Bis jetzt wurde der Hauptfokus in der Forschung auf den physischen und damit den krankheitsassoziierten Bereich gelegt. Dennoch bestehen klare Querverbindungen zwischen physischer und psychischer Frailty, bei letzterer v. a. mit der Depression und der Demenz (Macuco et al. 2012; Kap. 14 und Kap. 15). Dabei kann Frailty als ein Kontinuum von Frühformen, die noch nicht klinisch apparent sind, bis hin zu Spätformen, welche mit den Aktivitäten des täglichen Lebens negativ interferieren, gesehen werden. Die meisten Forscher sind der Meinung, dass das Frailty-Syndrom nicht ohne mindestens eine vorbestehende chronische Erkrankung auftreten kann, was allerdings bei (hoch)betagten Menschen zumeist der Fall ist.

Dennoch zeigen einige Charakteristika von Frailty Parallelen zu normalen Alterungsprozessen wie eine verminderte physiologische Reserve, eine verringerte Organfunktion und eine reduzierte funktionelle Anpassungsfähigkeit. Es kann somit sehr schwierig sein, Frailty immer klar von fortgeschrittenen Alterungsprozessen zu unterscheiden.

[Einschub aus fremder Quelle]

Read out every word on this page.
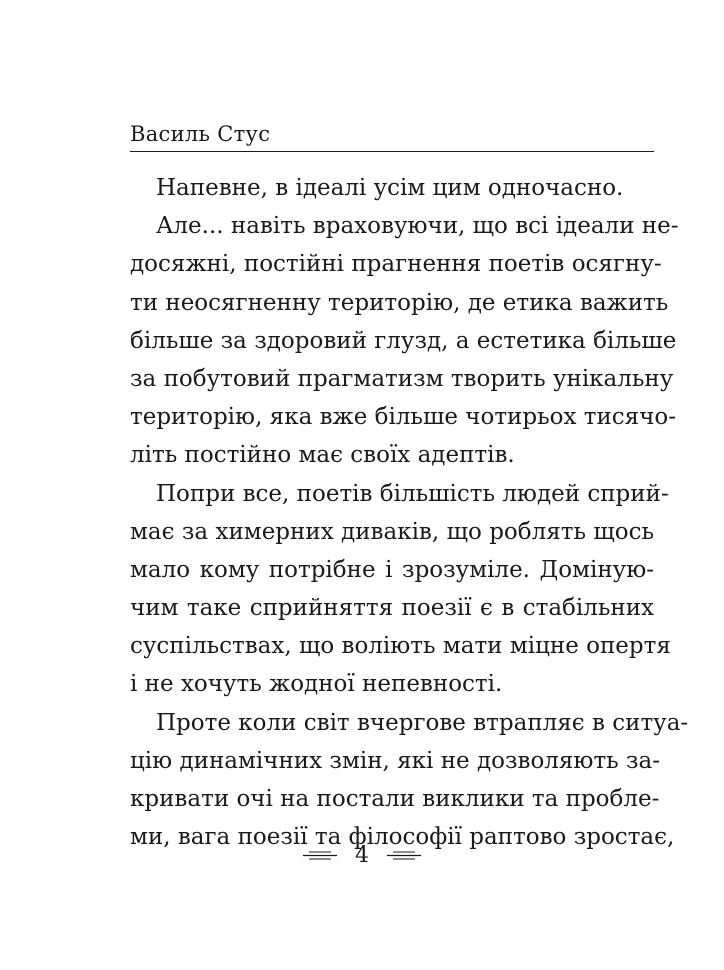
Василь Стус
Напевне, в ідеалі усім цим одночасно.
Але... навіть враховуючи, що всі ідеали не-
досяжні, постійні прагнення поетів осягну-
ти неосягненну територію, де етика важить
більше за здоровий глузд, а естетика більше
за побутовий прагматизм творить унікальну
територію, яка вже більше чотирьох тисячо-
літь постійно має своїх адептів.
Попри все, поетів більшість людей сприй-
має за химерних диваків, що роблять щось
мало кому потрібне і зрозуміле. Доміную-
чим таке сприйняття поезії є в стабільних
суспільствах, що воліють мати міцне опертя
і не хочуть жодної непевності.
Проте коли світ вчергове втрапляє в ситуа-
цію динамічних змін, які не дозволяють за-
кривати очі на постали виклики та пробле-
ми, вага поезії та філософії раптово зростає,
4
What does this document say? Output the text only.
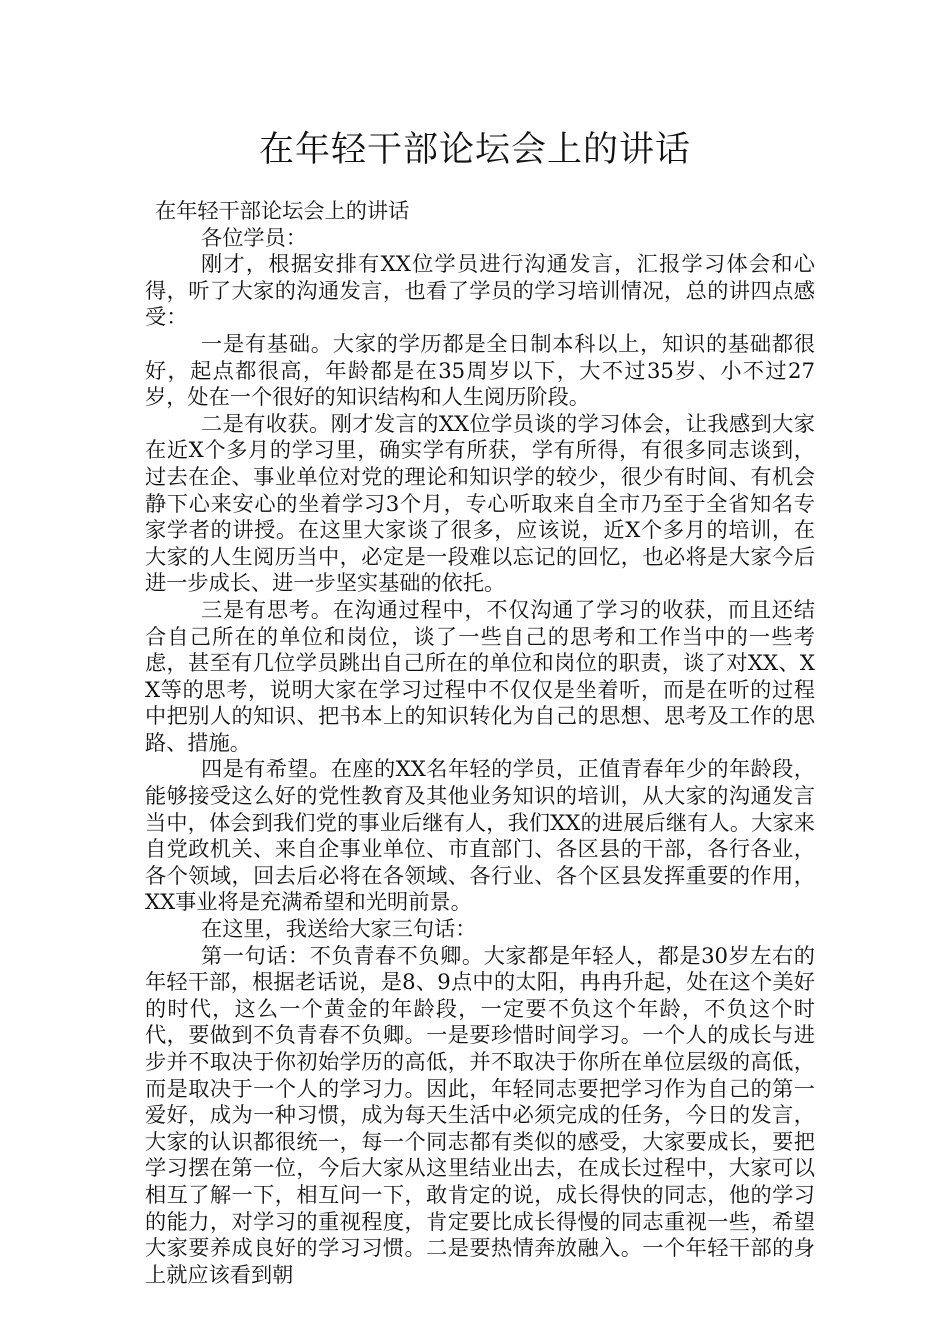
在年轻干部论坛会上的讲话

在年轻干部论坛会上的讲话

各位学员：

刚才，根据安排有XX位学员进行沟通发言，汇报学习体会和心得，听了大家的沟通发言，也看了学员的学习培训情况，总的讲四点感受：

一是有基础。大家的学历都是全日制本科以上，知识的基础都很好，起点都很高，年龄都是在35周岁以下，大不过35岁、小不过27岁，处在一个很好的知识结构和人生阅历阶段。

二是有收获。刚才发言的XX位学员谈的学习体会，让我感到大家在近X个多月的学习里，确实学有所获，学有所得，有很多同志谈到，过去在企、事业单位对党的理论和知识学的较少，很少有时间、有机会静下心来安心的坐着学习3个月，专心听取来自全市乃至于全省知名专家学者的讲授。在这里大家谈了很多，应该说，近X个多月的培训，在大家的人生阅历当中，必定是一段难以忘记的回忆，也必将是大家今后进一步成长、进一步坚实基础的依托。

三是有思考。在沟通过程中，不仅沟通了学习的收获，而且还结合自己所在的单位和岗位，谈了一些自己的思考和工作当中的一些考虑，甚至有几位学员跳出自己所在的单位和岗位的职责，谈了对XX、XX等的思考，说明大家在学习过程中不仅仅是坐着听，而是在听的过程中把别人的知识、把书本上的知识转化为自己的思想、思考及工作的思路、措施。

四是有希望。在座的XX名年轻的学员，正值青春年少的年龄段，能够接受这么好的党性教育及其他业务知识的培训，从大家的沟通发言当中，体会到我们党的事业后继有人，我们XX的进展后继有人。大家来自党政机关、来自企事业单位、市直部门、各区县的干部，各行各业，各个领域，回去后必将在各领域、各行业、各个区县发挥重要的作用，XX事业将是充满希望和光明前景。

在这里，我送给大家三句话：

第一句话：不负青春不负卿。大家都是年轻人，都是30岁左右的年轻干部，根据老话说，是8、9点中的太阳，冉冉升起，处在这个美好的时代，这么一个黄金的年龄段，一定要不负这个年龄，不负这个时代，要做到不负青春不负卿。一是要珍惜时间学习。一个人的成长与进步并不取决于你初始学历的高低，并不取决于你所在单位层级的高低，而是取决于一个人的学习力。因此，年轻同志要把学习作为自己的第一爱好，成为一种习惯，成为每天生活中必须完成的任务，今日的发言，大家的认识都很统一，每一个同志都有类似的感受，大家要成长，要把学习摆在第一位，今后大家从这里结业出去，在成长过程中，大家可以相互了解一下，相互问一下，敢肯定的说，成长得快的同志，他的学习的能力，对学习的重视程度，肯定要比成长得慢的同志重视一些，希望大家要养成良好的学习习惯。二是要热情奔放融入。一个年轻干部的身上就应该看到朝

Diese Herausforderung spiegelt sich auch in der Schwierigkeit wider, geeignete Assessment-Instrumente für Frailty zu finden (s. u.).

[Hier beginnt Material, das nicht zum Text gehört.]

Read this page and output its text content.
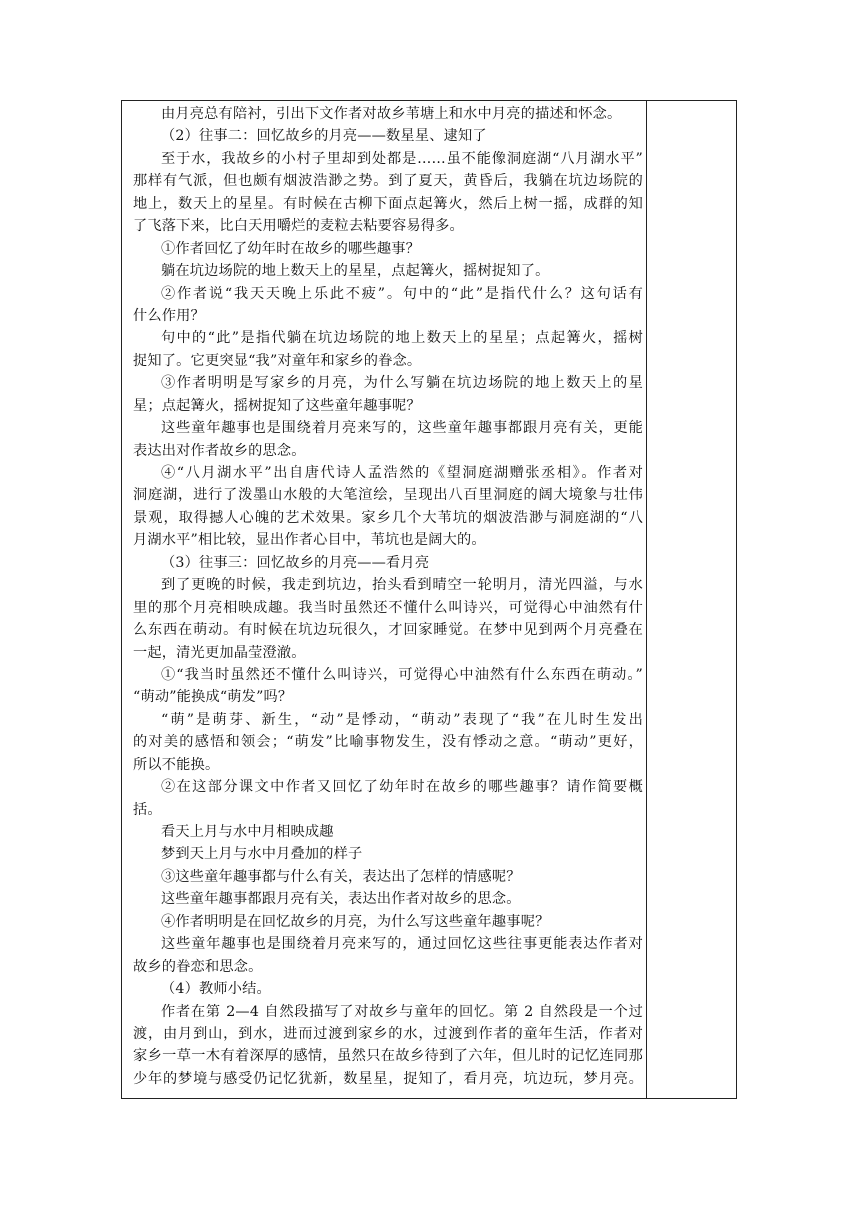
由月亮总有陪衬，引出下文作者对故乡苇塘上和水中月亮的描述和怀念。
（2）往事二：回忆故乡的月亮——数星星、逮知了
至于水，我故乡的小村子里却到处都是……虽不能像洞庭湖“八月湖水平”
那样有气派，但也颇有烟波浩渺之势。到了夏天，黄昏后，我躺在坑边场院的
地上，数天上的星星。有时候在古柳下面点起篝火，然后上树一摇，成群的知
了飞落下来，比白天用嚼烂的麦粒去粘要容易得多。
①作者回忆了幼年时在故乡的哪些趣事？
躺在坑边场院的地上数天上的星星，点起篝火，摇树捉知了。
②作者说“我天天晚上乐此不疲”。句中的“此”是指代什么？这句话有
什么作用？
句中的“此”是指代躺在坑边场院的地上数天上的星星；点起篝火，摇树
捉知了。它更突显“我”对童年和家乡的眷念。
③作者明明是写家乡的月亮，为什么写躺在坑边场院的地上数天上的星
星；点起篝火，摇树捉知了这些童年趣事呢？
这些童年趣事也是围绕着月亮来写的，这些童年趣事都跟月亮有关，更能
表达出对作者故乡的思念。
④“八月湖水平”出自唐代诗人孟浩然的《望洞庭湖赠张丞相》。作者对
洞庭湖，进行了泼墨山水般的大笔渲绘，呈现出八百里洞庭的阔大境象与壮伟
景观，取得撼人心魄的艺术效果。家乡几个大苇坑的烟波浩渺与洞庭湖的“八
月湖水平”相比较，显出作者心目中，苇坑也是阔大的。
（3）往事三：回忆故乡的月亮——看月亮
到了更晚的时候，我走到坑边，抬头看到晴空一轮明月，清光四溢，与水
里的那个月亮相映成趣。我当时虽然还不懂什么叫诗兴，可觉得心中油然有什
么东西在萌动。有时候在坑边玩很久，才回家睡觉。在梦中见到两个月亮叠在
一起，清光更加晶莹澄澈。
①“我当时虽然还不懂什么叫诗兴，可觉得心中油然有什么东西在萌动。”
“萌动”能换成“萌发”吗？
“萌”是萌芽、新生，“动”是悸动，“萌动”表现了“我”在儿时生发出
的对美的感悟和领会；“萌发”比喻事物发生，没有悸动之意。“萌动”更好，
所以不能换。
②在这部分课文中作者又回忆了幼年时在故乡的哪些趣事？请作简要概
括。
看天上月与水中月相映成趣
梦到天上月与水中月叠加的样子
③这些童年趣事都与什么有关，表达出了怎样的情感呢？
这些童年趣事都跟月亮有关，表达出作者对故乡的思念。
④作者明明是在回忆故乡的月亮，为什么写这些童年趣事呢？
这些童年趣事也是围绕着月亮来写的，通过回忆这些往事更能表达作者对
故乡的眷恋和思念。
（4）教师小结。
作者在第 2—4 自然段描写了对故乡与童年的回忆。第 2 自然段是一个过
渡，由月到山，到水，进而过渡到家乡的水，过渡到作者的童年生活，作者对
家乡一草一木有着深厚的感情，虽然只在故乡待到了六年，但儿时的记忆连同那
少年的梦境与感受仍记忆犹新，数星星，捉知了，看月亮，坑边玩，梦月亮。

Abb. 5.2.2: Modell der Assoziation zwischen Lebensspanne und dem Frailty-Syndrom (adaptiert nach Xue et al. 2008)

In einer für die medizinisch-pflegerische Versorgung am Lebensende wichtigen Studie wurden zwischen drei Krankheitsverläufen (»trajectories«) in der letzten Lebensphase differenziert (Murray et al. 2005): (a) Tumorerkrankungen (diese sind zunächst durch eine relativ lange Zeit mit vergleichsweise geringen Einschränkungen im Alltag charakterisiert; innerhalb weniger Monate treten körperlicher Abbau, Funktionsverlust und Tod ein); (b) Herz-, Lungen- oder Nierenerkrankungen (diese erstrecken sich über mehrere Jahre mit mehr oder minder stark ausgeprägten Einschränkungen im Alltag; gelegentlich treten akute Verschlechterungen ein, die einen Krankenhausaufenthalt notwendig machen; die sich anschließende Erholung erreicht das frühere Funktions- und Leistungsniveau nicht mehr); (c) Frailty, vielfach assoziiert mit neurokognitiven Störungen und einem über mehrere Jahre bestehenden, kontinuierlich steigenden Niveau der Hilfsbedürftigkeit oder Pflegebedürftigkeit. Wie die Autoren dieser Studie hervorheben, sind für den Tod alter Menschen nur in geringem Maße die Tumorerkrankungen verantwortlich und in sehr viel stärkerem Maße Herz-, Lungen- und Nierenerkrankungen oder Frailty. Dabei ist hier die Frailty so stark ausgeprägt, dass das Individuum die verbliebenen physischen Ressourcen ausschließlich für die Aufrechterhaltung grundlegender Lebensfunktionen benötigt (Clegg et al. 2013). Allerdings gelingt dies immer weniger, sodass sich wiederholt abrupte Verschlechterungen des allgemeinen Gesundheitszustandes ergeben, die sich auch immer weniger kompensieren lassen. Daraus resultiert – betrachtet man den gesamten Krankheitsverlauf in der letzten Lebensphase – eine zunehmend geringere physiologische Leistungs- und Restitutionskapazität, die schließlich in einen Finalzustand mündet.